“A pior memória da humanidade talvez seja a do Holocausto. Mas há ressonâncias ainda mais horríveis. Quando olhamos para o fundo dos tempos vemos a memória de homens esfolados vivos, de crianças passadas a fio de espada e outras atrocidades sistemáticas que fazem parecer os dias de hoje o paraíso das eras. Mas será que há nestes tempos alguma coisa de paraíso?
Quando o profeta Isaías gritava que vinham lá os Assírios, falava disto. Deste horror que era ver gente a ser esfolada em vida e a morte a abater-se tão cega sobre todos, que a palavra compaixão não tinha qualquer sentido.
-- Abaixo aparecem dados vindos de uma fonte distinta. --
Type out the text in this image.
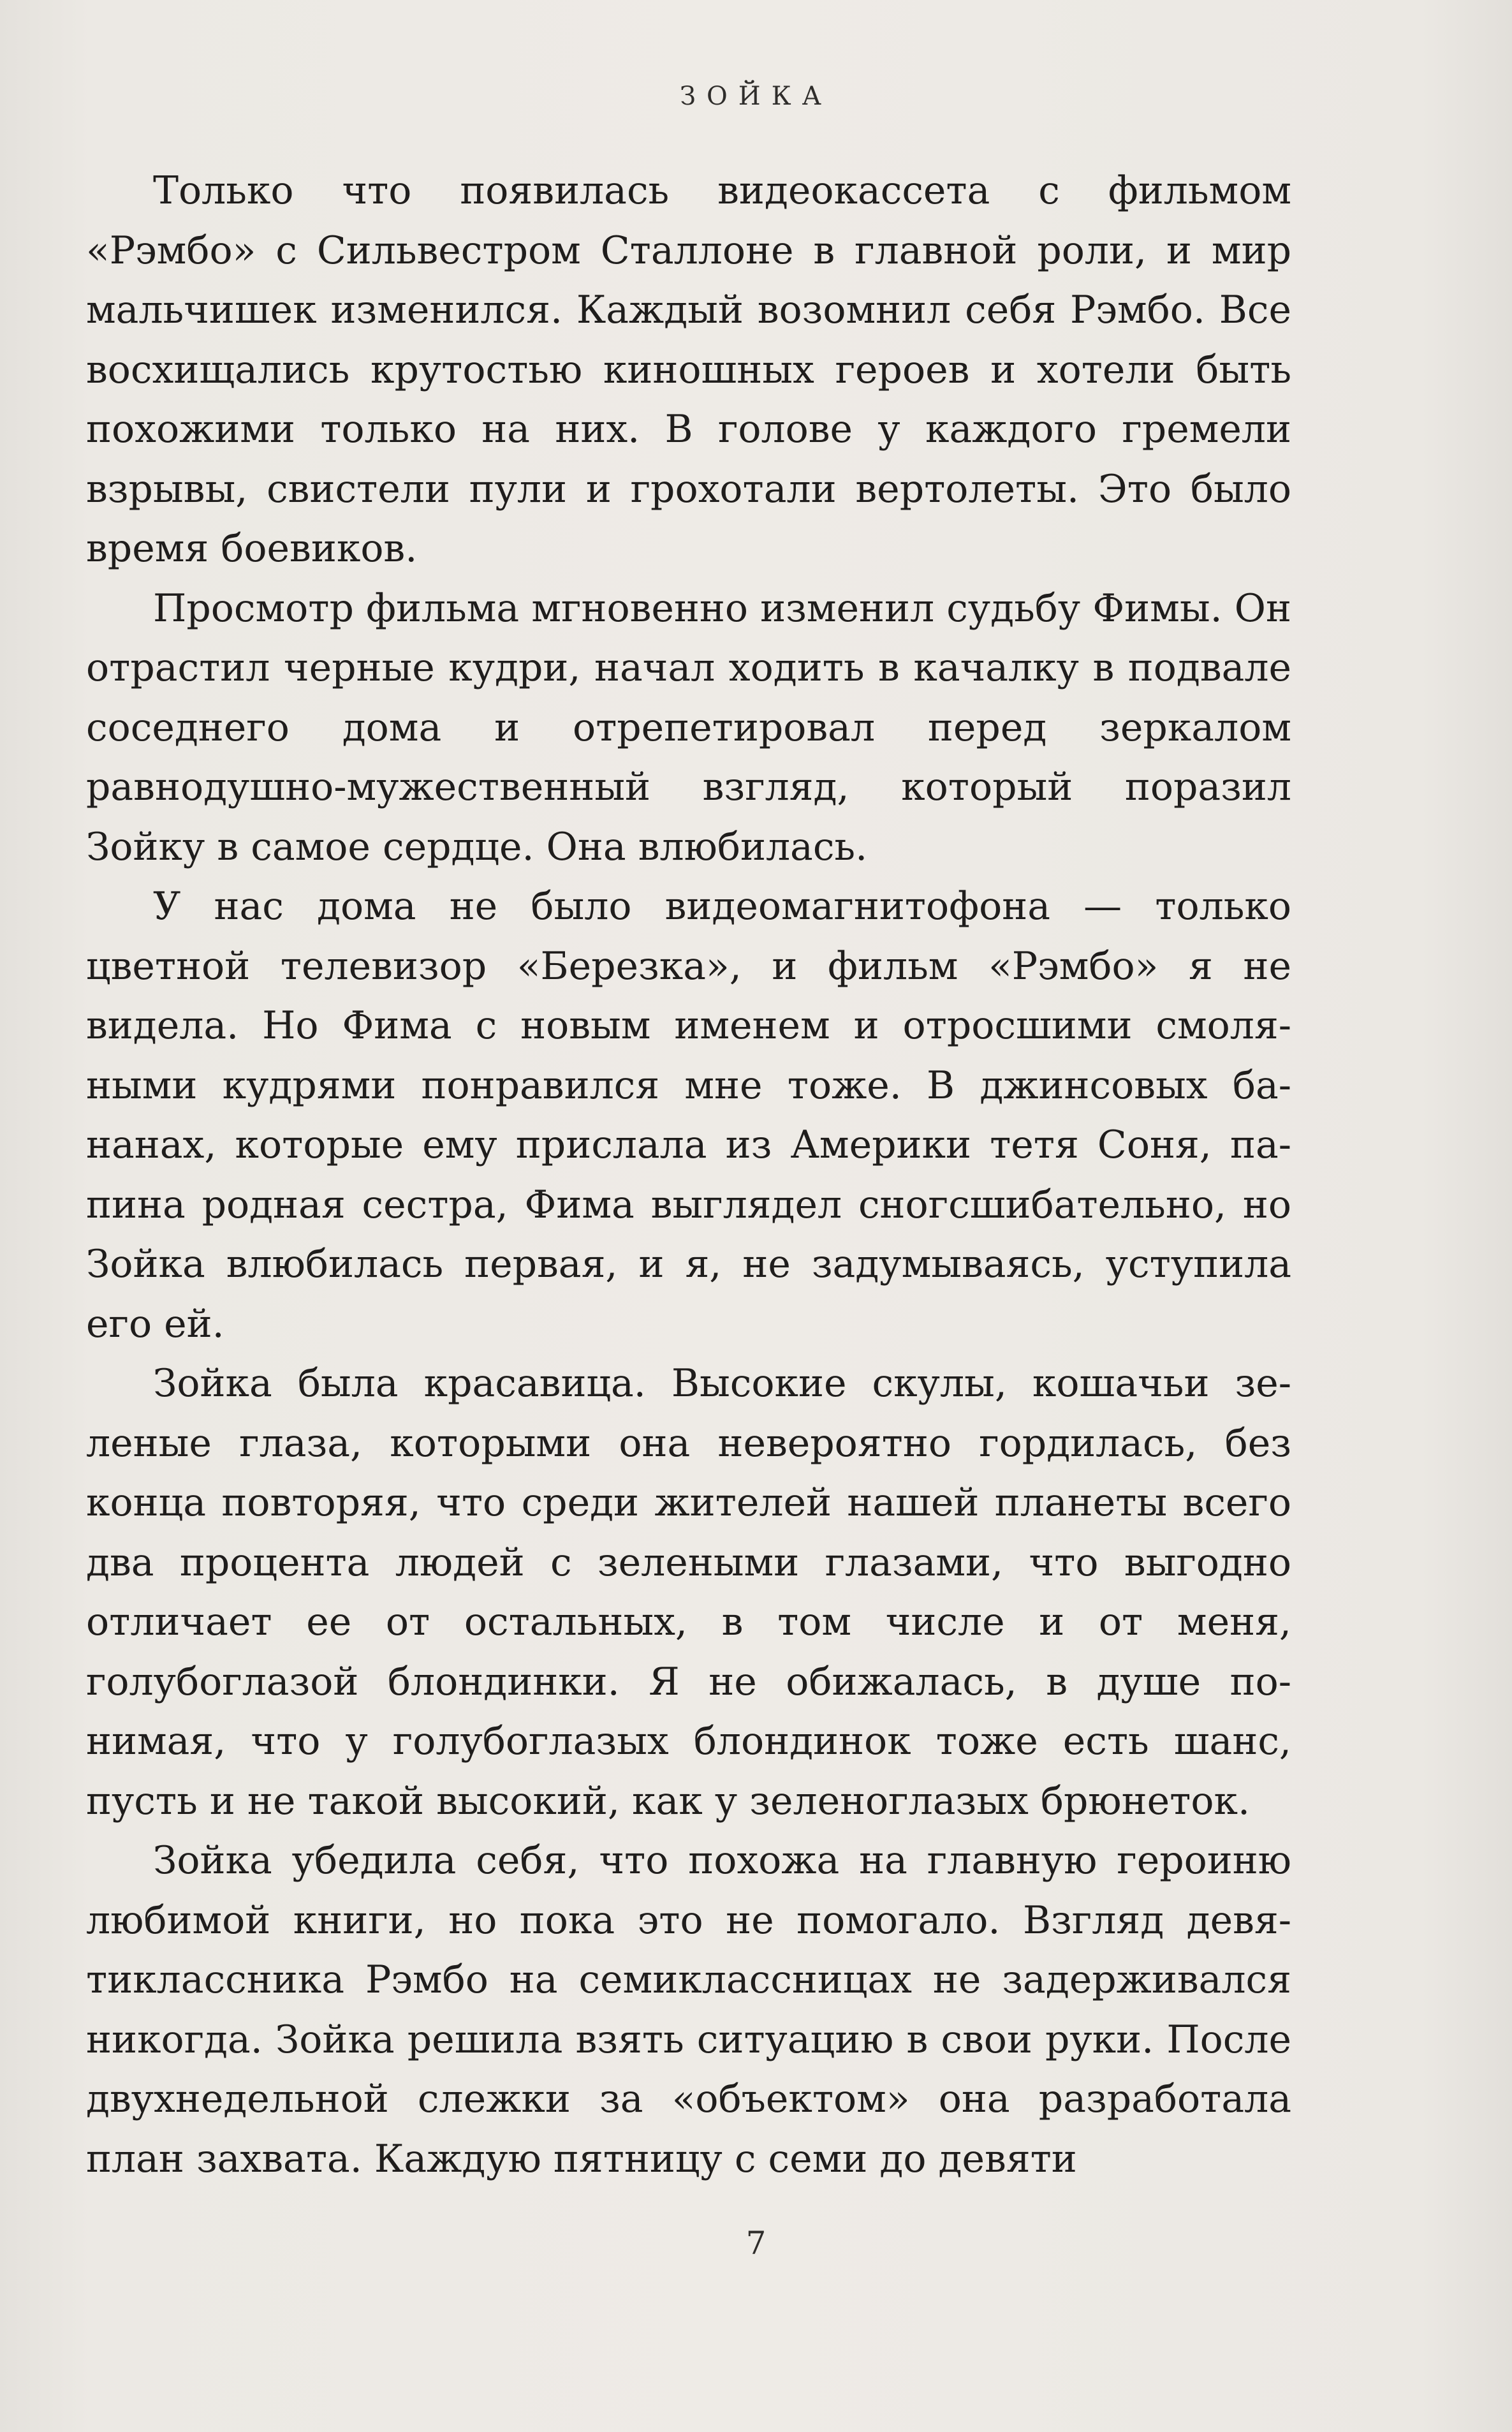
ЗОЙКА

Только что появилась видеокассета с фильмом «Рэмбо» с Сильвестром Сталлоне в главной роли, и мир мальчишек изменился. Каждый возомнил себя Рэмбо. Все восхищались крутостью киношных героев и хотели быть похожими только на них. В голове у каждого гремели взрывы, свистели пули и грохотали вертолеты. Это было время боевиков.

Просмотр фильма мгновенно изменил судьбу Фимы. Он отрастил черные кудри, начал ходить в качалку в подвале соседнего дома и отрепетировал перед зеркалом равнодушно-мужественный взгляд, который поразил Зойку в самое сердце. Она влюбилась.

У нас дома не было видеомагнитофона — только цветной телевизор «Березка», и фильм «Рэмбо» я не видела. Но Фима с новым именем и отросшими смоляными кудрями понравился мне тоже. В джинсовых бананах, которые ему прислала из Америки тетя Соня, папина родная сестра, Фима выглядел сногсшибательно, но Зойка влюбилась первая, и я, не задумываясь, уступила его ей.

Зойка была красавица. Высокие скулы, кошачьи зеленые глаза, которыми она невероятно гордилась, без конца повторяя, что среди жителей нашей планеты всего два процента людей с зелеными глазами, что выгодно отличает ее от остальных, в том числе и от меня, голубоглазой блондинки. Я не обижалась, в душе понимая, что у голубоглазых блондинок тоже есть шанс, пусть и не такой высокий, как у зеленоглазых брюнеток.

Зойка убедила себя, что похожа на главную героиню любимой книги, но пока это не помогало. Взгляд девятиклассника Рэмбо на семиклассницах не задерживался никогда. Зойка решила взять ситуацию в свои руки. После двухнедельной слежки за «объектом» она разработала план захвата. Каждую пятницу с семи до девяти

7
E foi com este pânico nos olhos que viu pela primeira vez a imagem que mais transformou o mundo: a de um Messias. Foi ele que o inventou. Para manter a esperança. Para manter coesa a vontade de um povo que via aproximar-se em carros de guerra o pior de todos os horrores. O pior de que há vestígios. E para os cristãos o Messias acabou por chegar. Para os judeus, ainda não é ninguém. Continua a ser apenas a esperança maior do que todas as palavras e do que todos os nomes.
Esta esperança sempre foi a da sobrevivência. Mesmo quando lhes queimaram o templo e os levaram escravizados para Babilónia. Mesmo quando as legiões de Roma lhes derrubaram todas as pedras do único altar onde louvavam o Deus único que também inventaram. Quando se espalharam pelo mundo na maior diáspora de que há registo, tirando a da própria humanidade a dividir-se pela terra inteira. Quando foram queimados nas fogueiras da intolerância religiosa dos nossos avós. Quando foram expulsos das pátrias onde nasceram. E sobretudo quando quiseram dar-lhes uma "solução final" e os empurraram para vagões de gado com a intenção de os gasear da forma mais cobarde, a pretexto de um duche.
Este sofrimento colectivo não tem paralelo na História. E julgo que é exactamente em nome de todo este sofrimento, que devemos exigir no mundo democrático um novo comportamento de Israel. A começar pelo fim imediato do massacre dos palestinianos em Gaza. Que devemos exigir que termine agora a punição colectiva que está a ser este acto de guerra, por mais justa que ela possa parecer à opinião pública que a sustenta: a israelita.
Quanto à opinião pública que a observa, julgo que não pode dar-se ao luxo de ignorá-la. Para bem de todos nós.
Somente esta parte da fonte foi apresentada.